Entah bagaimana, pertanyaan itu meluncur bebas meski Beomgyu sama sekali tak berencana menyuarakannya langsung. Ia sebelumnya memilih untuk masa bodoh, tidak repot-repot melanjutkan prasangka konyol yang hinggap sementara di benak terkait Ryujin dan Yeonjun. Namun melihat bagaimana cara Ryujin mendatangi kakaknya, memohon izin demi memperbolehkan mereka pergi keluar sebentar untuk sekadar berjalan-jalan dan menghirup udara segar, ujaran kalimatnya yang meyakinkan si sulung⸺ia tak kuasa untuk menekan penasarannya lagi.

Yeonjun tampak tegang di awal, jutaan keraguan serta cemas berjejal di dada dan ia dapat dengan mudah menjumpainya tatkala netra mereka saling bersirobok beberapa sekon. Beomgyu menebak upaya Ryujin tidak bakal membuahkan hasil jika menilik dari reaksi kakaknya. Ia sendiri sudah bersiap dikecewakan dan membuang kepingan harap yang ia genggam ke sembarang arah. Yang perempuan tidak lantas berpasrah selepas Yeonjun mengatakan tidak. Gadis itu masih terus mencoba dan memastikan bahwa si sulung tidak perlu terlalu khawatir, Beomgyu akan jadi tanggung jawabnya selama mereka di luar.

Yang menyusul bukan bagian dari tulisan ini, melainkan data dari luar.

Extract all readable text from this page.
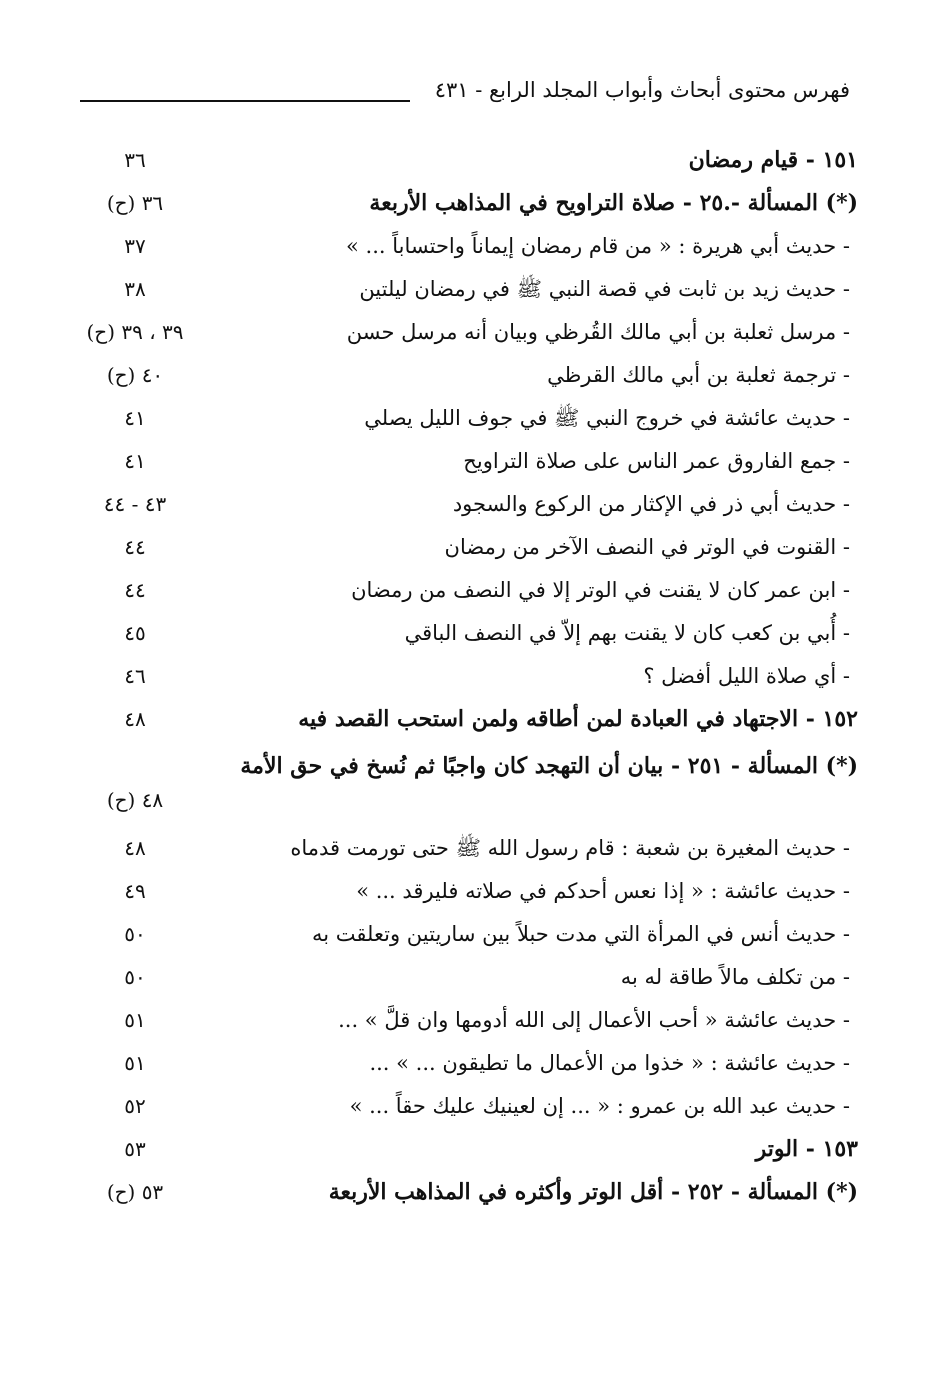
فهرس محتوى أبحاث وأبواب المجلد الرابع - ٤٣١
١٥١ - قيام رمضان
٣٦
(*) المسألة -.٢٥ - صلاة التراويح في المذاهب الأربعة
٣٦ (ح)
- حديث أبي هريرة : « من قام رمضان إيماناً واحتساباً ... »
٣٧
- حديث زيد بن ثابت في قصة النبي ﷺ في رمضان ليلتين
٣٨
- مرسل ثعلبة بن أبي مالك القُرظي وبيان أنه مرسل حسن
٣٩ ، ٣٩ (ح)
- ترجمة ثعلبة بن أبي مالك القرظي
٤٠ (ح)
- حديث عائشة في خروج النبي ﷺ في جوف الليل يصلي
٤١
- جمع الفاروق عمر الناس على صلاة التراويح
٤١
- حديث أبي ذر في الإكثار من الركوع والسجود
٤٣ - ٤٤
- القنوت في الوتر في النصف الآخر من رمضان
٤٤
- ابن عمر كان لا يقنت في الوتر إلا في النصف من رمضان
٤٤
- أُبي بن كعب كان لا يقنت بهم إلاّ في النصف الباقي
٤٥
- أي صلاة الليل أفضل ؟
٤٦
١٥٢ - الاجتهاد في العبادة لمن أطاقه ولمن استحب القصد فيه
٤٨
(*) المسألة - ٢٥١ - بيان أن التهجد كان واجبًا ثم نُسخ في حق الأمة
٤٨ (ح)
- حديث المغيرة بن شعبة : قام رسول الله ﷺ حتى تورمت قدماه
٤٨
- حديث عائشة : « إذا نعس أحدكم في صلاته فليرقد ... »
٤٩
- حديث أنس في المرأة التي مدت حبلاً بين ساريتين وتعلقت به
٥٠
- من تكلف مالاً طاقة له به
٥٠
- حديث عائشة « أحب الأعمال إلى الله أدومها وان قلَّ » ...
٥١
- حديث عائشة : « خذوا من الأعمال ما تطيقون ... » ...
٥١
- حديث عبد الله بن عمرو : « ... إن لعينيك عليك حقاً ... »
٥٢
١٥٣ - الوتر
٥٣
(*) المسألة - ٢٥٢ - أقل الوتر وأكثره في المذاهب الأربعة
٥٣ (ح)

Beomgyu merasa melihat sesuatu yang berbeda dari dua orang di hadapannya itu, dua pasang mata mereka seolah-olah bicara dalam isyarat yang tak ia pahami. Kemudian mereka saling tersenyum satu sama lain, ia menemukan bagaimana kedua sudut bibir kakaknya ditarik dan ia tahu, Yeonjun belum pernah begitu sepanjang umurnya mengenal yang lebih tua. Dan Ryujin, gadis itu terlihat menyukainya, senyumnya belum luntur bahkan setelah mereka turun dari lift.

Ekspresi itu muncul lagi⸺lengkungan kurva yang masih menempel kendati mereka bahkan telah menyelesaikan konversasi.

"Everyone likes him," tanggap Ryujin usai mendengar tanya yang ditujukan padanya. Ia menggigit es krimnya sebentar dan mengunyah. "Dia sangat baik, ramah, juga sopan. Tak ada alasan untuk tidak menyukainya."

Si bungsu Choi mendengus. "Bukan suka yang seperti itu yang kumaksud."

"Lalu?"

"Kau menyukainya?"

Si gadis Shin spontan menelengkan kepala, alis-alisnya terangkat tinggi. Kegiatannya mengunyah tertunda. 

"Suka... maksudmu suka..."

"Ya?"

Satu dengusan geli dan Ryujin terkikik. Bukan satu yang mengandung jawaban, gadis itu malah seakan-akan baru saja di dilempari topik dari planet lain. Dahinya mengernyit, gelaknya terlepas detik berikutnya. 

"Tidak, tidak yang seperti itu!" Ia menyangkal di antara erupsi tawa. "Kenapa kau mengira demikian?"

"Observasi singkat," sahut Beomgyu seadanya. "Agak janggal karena kalian tiba-tiba kelihatan akrab."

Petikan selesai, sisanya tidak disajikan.